The issuer and a trustee enter into a legally binding agreement called a trust indenture. The indenture outlines all financial covenants, the terms of agreement (covenants) that protect all parties’ interests until the maturity of the bond or the specified duration of the covenant. Violation of covenants will put the issuer in technical default, triggering remedies that protect investor interests (e.g. foreclosure, increased coupon rate). Issuers should be cautious when stipulating covenants, as they may hinder their ability to effectively utilize proceeds of the new issue and restrict business operations.
Overbond Academy - Covenants

Negative Covenants

Negative or restrictive covenants limit certain issuer activities. Negative covenants may restrict financing activities, payouts, investment activities and asset sales. Negative covenants include:
  1. Restrictions on financing activities – covenants that limit further issuance of debt and sale-leaseback transactions. Restrictions on financing mitigate risk of claim dilution, by limiting additional debt that may increase default risk and reduce recovery amount.
    1. Limitation on liens restricts an issuer from using company assets to secure future debt. This protects the bond’s priority in the capital structure. Key considerations include which assets this covenant applies to and which assets would be exempt.
    2. A sale-leaseback transaction is a method of raising short-term capital whereby the issuer sells specific assets to another entity and agrees to lease the assets back for a fixed term and rate. Sale-leaseback agreements are a liability that holds higher priority claim than bondholders, so covenants are in place to limit these actions.
  2. Restrictions on payouts – covenants that restrict the amount of payouts. These covenants protect bondholders from the issuers paying out proceeds from liquidating firms assets to other stakeholders (e.g. shareholders). There are two groups of payout covenants:
    1. Dividend-related payouts – limits the amount of dividends the issuer may distribute to its shareholders.
    2. Non-dividend payouts – limits payouts other than dividends. This group includes restrictions on share repurchases and redemption of subordinated debt.
  3. Restrictions on investment activities and asset sales – covenants that protect bondholders from risky issuer investments and major corporate events (e.g. mergers).
    1. Merger, consolidation, and sale of assets covenants prevent an issuer from merging with another entity or selling off significant portions of their assets without limitations on use of proceeds (e.g. reinvest in the business or redeem outstanding debt).

Positive Covenants

Positive, or affirmative, covenants require issuers to remain in compliance with the agreement by meeting specific requirements and completing certain actions.

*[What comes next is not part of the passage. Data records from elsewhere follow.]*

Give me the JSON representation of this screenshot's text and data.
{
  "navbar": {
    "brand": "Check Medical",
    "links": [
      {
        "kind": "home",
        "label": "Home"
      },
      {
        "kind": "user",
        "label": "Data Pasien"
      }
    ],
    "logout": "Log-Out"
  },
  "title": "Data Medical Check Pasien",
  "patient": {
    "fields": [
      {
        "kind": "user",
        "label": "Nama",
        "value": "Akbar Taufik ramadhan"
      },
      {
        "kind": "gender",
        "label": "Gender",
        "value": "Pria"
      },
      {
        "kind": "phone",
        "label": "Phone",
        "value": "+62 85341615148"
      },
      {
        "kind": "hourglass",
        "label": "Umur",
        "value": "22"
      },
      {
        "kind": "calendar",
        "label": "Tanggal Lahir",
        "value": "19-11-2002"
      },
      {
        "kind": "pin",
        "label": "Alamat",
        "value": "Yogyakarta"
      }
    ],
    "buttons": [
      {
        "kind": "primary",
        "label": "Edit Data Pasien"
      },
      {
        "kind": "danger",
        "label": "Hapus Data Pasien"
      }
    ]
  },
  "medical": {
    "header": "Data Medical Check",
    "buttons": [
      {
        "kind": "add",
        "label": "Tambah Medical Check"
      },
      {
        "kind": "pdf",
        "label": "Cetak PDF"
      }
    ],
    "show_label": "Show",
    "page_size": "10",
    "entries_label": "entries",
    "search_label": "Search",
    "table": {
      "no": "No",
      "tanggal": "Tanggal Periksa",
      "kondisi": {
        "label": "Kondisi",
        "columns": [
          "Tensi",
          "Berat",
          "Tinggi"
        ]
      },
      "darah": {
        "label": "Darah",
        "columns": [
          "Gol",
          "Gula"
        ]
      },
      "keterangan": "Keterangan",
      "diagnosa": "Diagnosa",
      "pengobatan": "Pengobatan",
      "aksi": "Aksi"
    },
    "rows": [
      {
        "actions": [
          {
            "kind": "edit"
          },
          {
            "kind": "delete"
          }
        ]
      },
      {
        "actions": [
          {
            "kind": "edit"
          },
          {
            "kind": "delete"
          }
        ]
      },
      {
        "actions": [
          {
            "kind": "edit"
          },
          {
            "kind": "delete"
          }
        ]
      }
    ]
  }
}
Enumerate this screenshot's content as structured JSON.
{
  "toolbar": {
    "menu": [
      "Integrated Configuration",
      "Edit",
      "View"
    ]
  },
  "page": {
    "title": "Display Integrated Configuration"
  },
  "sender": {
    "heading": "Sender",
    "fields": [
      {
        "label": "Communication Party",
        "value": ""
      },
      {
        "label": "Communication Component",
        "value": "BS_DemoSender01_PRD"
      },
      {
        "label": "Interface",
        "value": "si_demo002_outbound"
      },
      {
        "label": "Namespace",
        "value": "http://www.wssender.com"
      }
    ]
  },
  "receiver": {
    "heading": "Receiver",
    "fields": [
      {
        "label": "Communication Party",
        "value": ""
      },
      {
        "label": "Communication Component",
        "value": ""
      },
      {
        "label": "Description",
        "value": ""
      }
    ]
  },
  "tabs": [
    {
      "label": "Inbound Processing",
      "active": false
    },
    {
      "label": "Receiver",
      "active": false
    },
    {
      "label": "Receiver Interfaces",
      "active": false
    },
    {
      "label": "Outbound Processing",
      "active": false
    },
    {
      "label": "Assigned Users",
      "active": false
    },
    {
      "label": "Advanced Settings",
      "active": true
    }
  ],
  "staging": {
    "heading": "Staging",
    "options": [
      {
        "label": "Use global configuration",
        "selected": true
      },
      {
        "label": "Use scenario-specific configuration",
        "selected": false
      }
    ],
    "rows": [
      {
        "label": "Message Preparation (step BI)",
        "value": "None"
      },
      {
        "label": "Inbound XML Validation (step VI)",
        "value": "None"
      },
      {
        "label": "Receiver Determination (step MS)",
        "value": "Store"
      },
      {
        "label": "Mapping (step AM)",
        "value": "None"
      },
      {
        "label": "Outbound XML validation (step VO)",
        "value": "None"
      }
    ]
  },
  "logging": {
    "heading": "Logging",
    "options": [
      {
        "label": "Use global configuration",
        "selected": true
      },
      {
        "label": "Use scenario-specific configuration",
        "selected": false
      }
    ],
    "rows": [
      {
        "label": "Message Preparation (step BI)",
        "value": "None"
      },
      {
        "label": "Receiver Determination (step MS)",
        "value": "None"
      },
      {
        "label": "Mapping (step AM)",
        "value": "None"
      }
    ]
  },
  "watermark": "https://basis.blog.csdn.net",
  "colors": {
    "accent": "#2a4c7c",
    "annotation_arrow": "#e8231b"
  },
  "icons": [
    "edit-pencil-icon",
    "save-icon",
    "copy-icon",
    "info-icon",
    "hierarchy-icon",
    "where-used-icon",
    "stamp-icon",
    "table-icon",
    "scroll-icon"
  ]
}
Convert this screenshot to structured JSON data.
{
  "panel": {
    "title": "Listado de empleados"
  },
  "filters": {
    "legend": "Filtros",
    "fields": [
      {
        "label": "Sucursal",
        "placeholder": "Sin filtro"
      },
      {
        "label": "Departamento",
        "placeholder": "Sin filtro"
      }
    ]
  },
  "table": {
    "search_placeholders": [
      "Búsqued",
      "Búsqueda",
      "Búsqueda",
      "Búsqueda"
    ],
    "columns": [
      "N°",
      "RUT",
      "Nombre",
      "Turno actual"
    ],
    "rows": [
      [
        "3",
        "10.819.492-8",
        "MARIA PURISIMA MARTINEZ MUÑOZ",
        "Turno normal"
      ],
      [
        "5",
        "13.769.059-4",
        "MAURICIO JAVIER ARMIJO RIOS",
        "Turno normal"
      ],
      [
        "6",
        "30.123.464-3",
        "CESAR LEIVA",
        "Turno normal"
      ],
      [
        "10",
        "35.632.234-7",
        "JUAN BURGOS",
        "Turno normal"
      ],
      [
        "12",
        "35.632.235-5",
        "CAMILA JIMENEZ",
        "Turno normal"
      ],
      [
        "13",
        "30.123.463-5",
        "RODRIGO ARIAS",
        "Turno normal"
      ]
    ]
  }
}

These covenants include carrying insurance policies, maintaining certain performance standards, and providing financial statements. Positive or affirmative covenants include:
  1. Filing regular quarterly and annual financial statements
  2. Maintaining issuer properties
  3. Carrying insurance for the issuer’s assets
  4. Using interest rate derivatives to hedge volatility in interest rates
  5. Ensure proper use of proceeds of the bond offering as specified in the offering documents

Financial Covenants

Financial covenants require issuers to maintain certain financial ratios. They are performance metrics covenants that provide remedies if the issuer’s financial health deteriorates. There are two types of financial covenants:
  1. Incurrence test – an action-triggered covenant that becomes effective if the issuer incurs additional debt or makes restricted payments to the detriment of bondholders. The incurrence test references a key financial ratio (e.g. interest coverage ratio, leverage ratio) and is triggered if an incurrence action violates the condition of the test (e.g. incur additional debt exceeding the leverage ratio limit).
  2. Maintenance test – issuer is required to maintain certain financial metric limits. Violating these maintenance tests will automatically put the issuer into technical default.
Financial covenants may include:
  • Net worth – excess of issuer’s assets over liabilities. This covenant prevents issuers from paying large dividends to shareholders that would reduce net worth below the set limit.
  • Debt-to-EBITDA/leverage ratio – ensure that the issuer has sufficient earnings to support debts.
  • Interest coverage – ensure that the issuer has sufficient earnings to pay interest on outstanding debts.
  • Fixed charges coverage ratio – ensure that the issuer has sufficient earnings to cover all non-operating cash needs.
  • Debt-to-EBITDA ratio – measure the issuer’s ability to pay off debt obligations.

Other Covenants

Other common covenants include:
  1. Events of default – these covenants are a list of default conditions under which the issuer violates its terms of agreement. This can include bankruptcy, subsidiaries of the issuer not paying principal or interest as scheduled, not filing financial statements on time, or a legal judgment in excess of a certain amount. There is usually a grace period (30 to 90 days) to cure these covenants before the bonds become immediately due.
  2. Change of control (CoC) provision – a CoC covenant allows investors to sell their bonds back to the issuer at a premium (e.g. 101% of par value) when a specified event changes ownership/control of the company. This covenant has become increasingly complex due to the ease of adding additional conditions by the issuer (e.g. carve-outs for issuer). Additionally, certain CoC covenants are only triggered by specific events (e.g. rating downgrade, risky acquisitions).
  3. Coupon step-up – a coupon step-up covenant protects investors from credit risk by increasing coupon payments if the credit rating decreases. They are almost exclusively used on high-yield offerings where there is significant credit risk.
Generally, investment-grade issuers have few and simple covenants because of their size and relatively lower risk. High-yield issuers, on the other hand, typically agree to complex indentures with an extensive list of covenants due to their relatively higher risk.